Blog post
The Hardest Part of Next.js Was Learning Where State Should Not Live
Why server-first Next.js development is less about state management libraries and more about putting authority in the right place.
The Hardest Part of Next.js Was Learning Where State Should Not Live
The hardest part of state management was not choosing a state library.
It was learning that much of the state I was tempted to manage in the browser should not live there at all.
Next.js pushed me into that realization. AI-assisted coding made the lesson more visible.
Agents often reach for familiar React patterns: useEffect, client-side fetches, local state, optimistic UI, global context. Those patterns are not wrong. But in a server-first application, they are not always the right default.
The question is not "where can this state live?"
The better question is: "who has authority over this state?"
Not all state is equal
Some state belongs in the browser.
A dropdown is open.
A form field is being edited.
A modal is visible.
A tab is selected.
That is UI state. Keeping it close to the component usually makes sense.
But other state is different.
Who can access this record?
Which tenant is active?
What data is official?
What permissions apply?
What changed after a mutation?
That state has authority behind it. It should not be casually reconstructed in the client.
The AI default can be too client-heavy
A lot of public React code teaches one pattern:
useEffect(() => {
fetch('/api/data').then(...)
}, [])
AI has seen that pattern everywhere.
So unless I guide it, it may reach for client-side fetching even when a server component would be simpler, safer, and more consistent.
It may introduce local state to mirror server truth.
It may add a loading state where the server could render the initial data.

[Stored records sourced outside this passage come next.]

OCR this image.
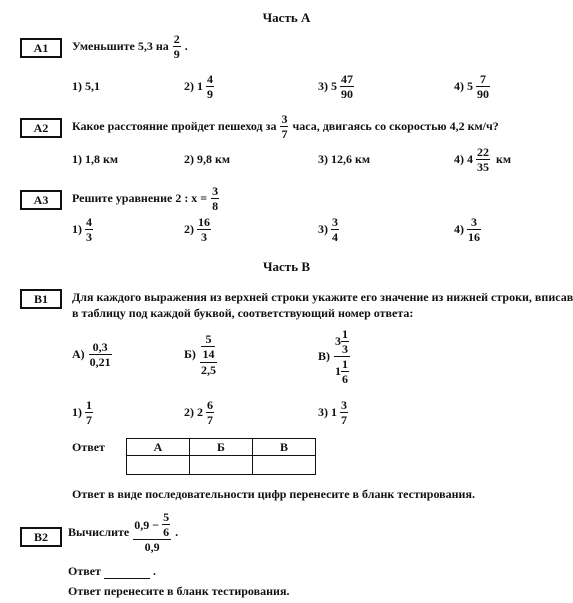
Часть А
А1	Уменьшите 5,3 на $\frac{2}{9}$ .
1) 5,1	2) $1 \frac{4}{9}$	3) $5 \frac{47}{90}$	4) $5 \frac{7}{90}$
А2	Какое расстояние пройдет пешеход за $\frac{3}{7}$ часа, двигаясь со скоростью 4,2 км/ч?
1) 1,8 км	2) 9,8 км	3) 12,6 км	4) $4 \frac{22}{35}$ км
А3	Решите уравнение 2 : $x = \frac{3}{8}$
$1) \frac{4}{3}$	$2) \frac{16}{3}$	$3) \frac{3}{4}$	$4) \frac{3}{16}$
Часть В
В1	Для каждого выражения из верхней строки укажите его значение из нижней строки, вписав
в таблицу под каждой буквой, соответствующий номер ответа:
$А) \frac{0,3}{0,21}$	$Б) \frac{\frac{5}{14}}{2,5}$	$В) \frac{3 \frac{1}{3}}{1 \frac{1}{6}}$
$1) \frac{1}{7}$	2) $2 \frac{6}{7}$	3) $1 \frac{3}{7}$
Ответ	А	Б	В

Ответ в виде последовательности цифр перенесите в бланк тестирования.
В2	Вычислите $\frac{0,9 - \frac{5}{6}}{0,9}$ .
Ответ	.
Ответ перенесите в бланк тестирования.
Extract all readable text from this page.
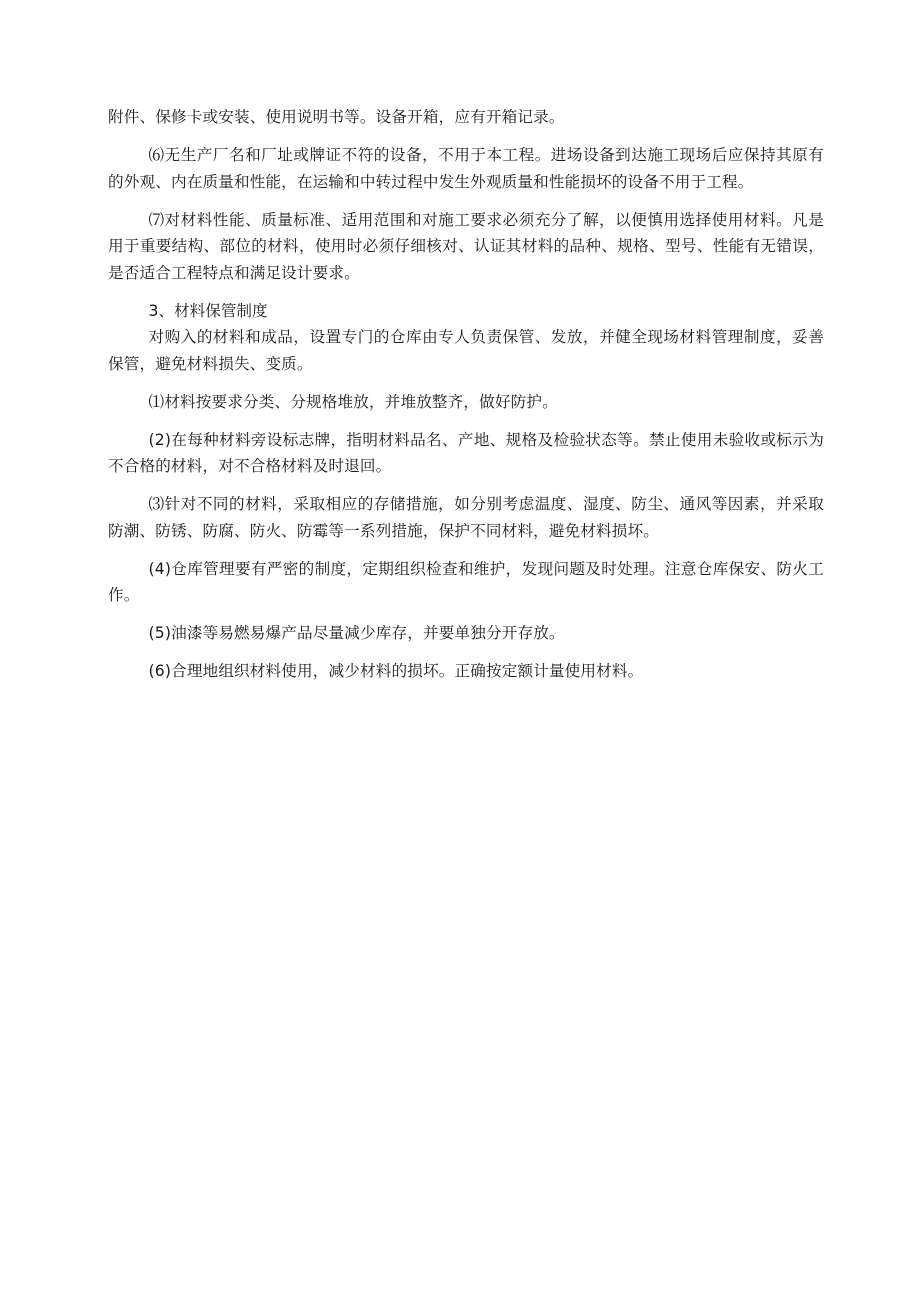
附件、保修卡或安装、使用说明书等。设备开箱，应有开箱记录。

⑹无生产厂名和厂址或牌证不符的设备，不用于本工程。进场设备到达施工现场后应保持其原有的外观、内在质量和性能，在运输和中转过程中发生外观质量和性能损坏的设备不用于工程。

⑺对材料性能、质量标准、适用范围和对施工要求必须充分了解，以便慎用选择使用材料。凡是用于重要结构、部位的材料，使用时必须仔细核对、认证其材料的品种、规格、型号、性能有无错误，是否适合工程特点和满足设计要求。

3、材料保管制度

对购入的材料和成品，设置专门的仓库由专人负责保管、发放，并健全现场材料管理制度，妥善保管，避免材料损失、变质。

⑴材料按要求分类、分规格堆放，并堆放整齐，做好防护。

(2)在每种材料旁设标志牌，指明材料品名、产地、规格及检验状态等。禁止使用未验收或标示为不合格的材料，对不合格材料及时退回。

⑶针对不同的材料，采取相应的存储措施，如分别考虑温度、湿度、防尘、通风等因素，并采取防潮、防锈、防腐、防火、防霉等一系列措施，保护不同材料，避免材料损坏。

(4)仓库管理要有严密的制度，定期组织检查和维护，发现问题及时处理。注意仓库保安、防火工作。

(5)油漆等易燃易爆产品尽量减少库存，并要单独分开存放。

(6)合理地组织材料使用，减少材料的损坏。正确按定额计量使用材料。
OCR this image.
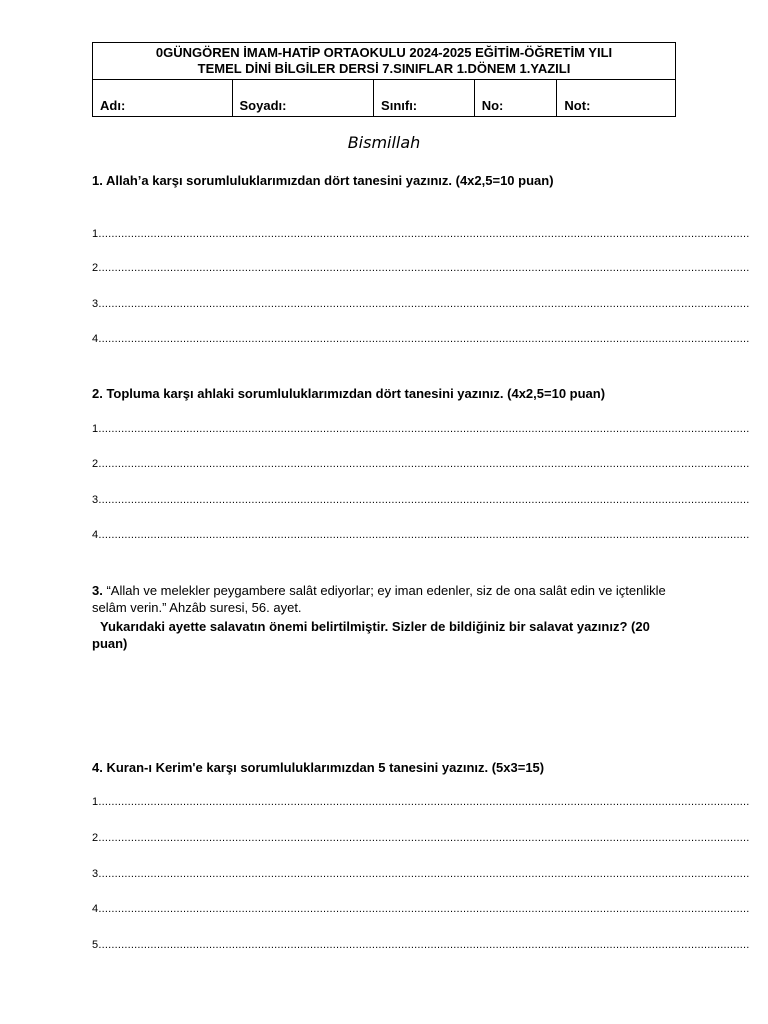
0GÜNGÖREN İMAM-HATİP ORTAOKULU 2024-2025 EĞİTİM-ÖĞRETİM YILI
TEMEL DİNİ BİLGİLER DERSİ 7.SINIFLAR 1.DÖNEM 1.YAZILI
Adı:	Soyadı:	Sınıfı:	No:	Not:
Bismillah
1. Allah’a karşı sorumluluklarımızdan dört tanesini yazınız. (4x2,5=10 puan)
1........................................................................................................................................................................................................
2........................................................................................................................................................................................................
3........................................................................................................................................................................................................
4........................................................................................................................................................................................................
2. Topluma karşı ahlaki sorumluluklarımızdan dört tanesini yazınız. (4x2,5=10 puan)
1........................................................................................................................................................................................................
2........................................................................................................................................................................................................
3........................................................................................................................................................................................................
4........................................................................................................................................................................................................
3. “Allah ve melekler peygambere salât ediyorlar; ey iman edenler, siz de ona salât edin ve içtenlikle selâm verin.” Ahzâb suresi, 56. ayet.
Yukarıdaki ayette salavatın önemi belirtilmiştir. Sizler de bildiğiniz bir salavat yazınız? (20 puan)
4. Kuran-ı Kerim'e karşı sorumluluklarımızdan 5 tanesini yazınız. (5x3=15)
1........................................................................................................................................................................................................
2........................................................................................................................................................................................................
3........................................................................................................................................................................................................
4........................................................................................................................................................................................................
5........................................................................................................................................................................................................
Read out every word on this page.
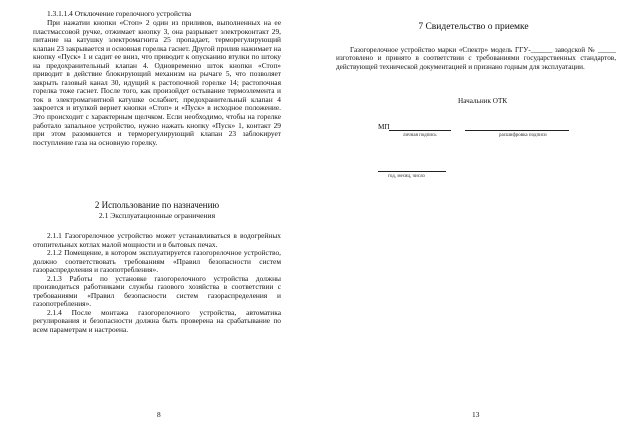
1.3.1.1.4 Отключение горелочного устройства

При нажатии кнопки «Стоп» 2 один из приливов, выполненных на ее пластмассовой ручке, отжимает кнопку 3, она разрывает электроконтакт 29, питание на катушку электромагнита 25 пропадает, терморегулирующий клапан 23 закрывается и основная горелка гаснет. Другой прилив нажимает на кнопку «Пуск» 1 и садит ее вниз, что приводит к опусканию втулки по штоку на предохранительный клапан 4. Одновременно шток кнопки «Стоп» приводит в действие блокирующий механизм на рычаге 5, что позволяет закрыть газовый канал 30, идущий к растопочной горелке 14; растопочная горелка тоже гаснет. После того, как произойдет остывание термоэлемента и ток в электромагнитной катушке ослабнет, предохранительный клапан 4 закроется и втулкой вернет кнопки «Стоп» и «Пуск» в исходное положение. Это происходит с характерным щелчком. Если необходимо, чтобы на горелке работало запальное устройство, нужно нажать кнопку «Пуск» 1, контакт 29 при этом разомкнется и терморегулирующий клапан 23 заблокирует поступление газа на основную горелку.

2 Использование по назначению
2.1 Эксплуатационные ограничения

2.1.1 Газогорелочное устройство может устанавливаться в водогрейных отопительных котлах малой мощности и в бытовых печах.

2.1.2 Помещение, в котором эксплуатируется газогорелочное устройство, должно соответствовать требованиям «Правил безопасности систем газораспределения и газопотребления».

2.1.3 Работы по установке газогорелочного устройства должны производиться работниками службы газового хозяйства в соответствии с требованиями «Правил безопасности систем газораспределения и газопотребления».

2.1.4 После монтажа газогорелочного устройства, автоматика регулирования и безопасности должна быть проверена на срабатывание по всем параметрам и настроена.

8
7 Свидетельство о приемке
Газогорелочное устройство марки «Спектр» модель ГГУ-______ заводской № _____ изготовлено и принято в соответствии с требованиями государственных стандартов, действующей технической документацией и признано годным для эксплуатации.
Начальник ОТК
МП
личная подпись	расшифровка подписи
год, месяц, число
13
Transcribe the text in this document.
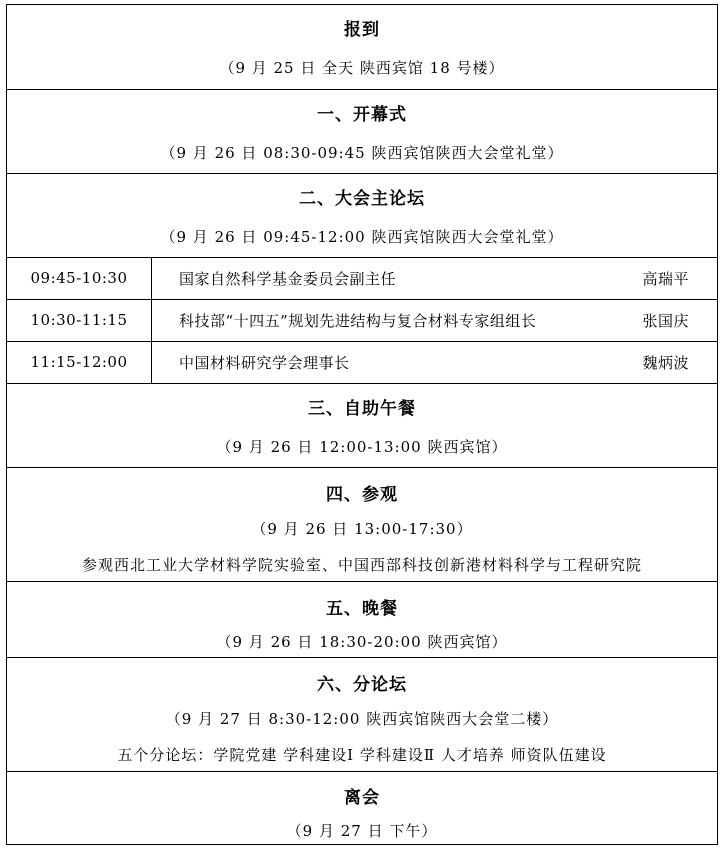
报到
（9 月 25 日 全天 陕西宾馆 18 号楼）
一、开幕式
（9 月 26 日 08:30-09:45 陕西宾馆陕西大会堂礼堂）
二、大会主论坛
（9 月 26 日 09:45-12:00 陕西宾馆陕西大会堂礼堂）
09:45-10:30	国家自然科学基金委员会副主任	高瑞平
10:30-11:15	科技部“十四五”规划先进结构与复合材料专家组组长	张国庆
11:15-12:00	中国材料研究学会理事长	魏炳波
三、自助午餐
（9 月 26 日 12:00-13:00 陕西宾馆）
四、参观
（9 月 26 日 13:00-17:30）
参观西北工业大学材料学院实验室、中国西部科技创新港材料科学与工程研究院
五、晚餐
（9 月 26 日 18:30-20:00 陕西宾馆）
六、分论坛
（9 月 27 日 8:30-12:00 陕西宾馆陕西大会堂二楼）
五个分论坛：学院党建 学科建设Ⅰ 学科建设Ⅱ 人才培养 师资队伍建设
离会
（9 月 27 日 下午）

It may put logic in the component that belongs in an application use case.
None of this is malicious. It is just pattern completion.
That means I need architectural defaults strong enough for the agent to follow.
Server components changed the default
Server components make a different default possible.
Fetch authoritative data on the server.
Keep secrets on the server.
Apply access rules on the server.
Render the initial view from server truth.
Use client components only where interaction requires them.
That does not eliminate client state. It makes client state more specific.
The browser handles interaction.
The server owns authority.
Server actions and mutations
The same distinction matters for mutations.
Submitting a form is not just a UI event. It may change server state, trigger validation, enforce permissions, invalidate caches, and return a new view of the world.
If the mutation is treated as a client-side convenience, the architecture gets blurry.
A better model is:
- the client captures user intent;
- the server validates and executes;
- the application layer owns the use case;
- caches are invalidated deliberately;
- the UI reflects the new server truth.
That sounds more formal, but it reduces confusion.
Cache invalidation is part of the design
In a server-first app, state management is not only about variables.
It is also about freshness.
What data can be cached?
What must be revalidated after a mutation?
Which pages depend on this change?
Which user or tenant scope does the cached data belong to?
AI can generate a working page without answering those questions. But a working page is not enough if it shows stale or incorrectly scoped data.
The principle
Less client state is not minimalism.
It is a way to keep authority where it belongs.
The browser is excellent for interaction. The server is where identity, permissions, data integrity, and durable state should be enforced.
The harder lesson was not how to manage more state.
It was how to stop putting state in places that should never have been responsible for it.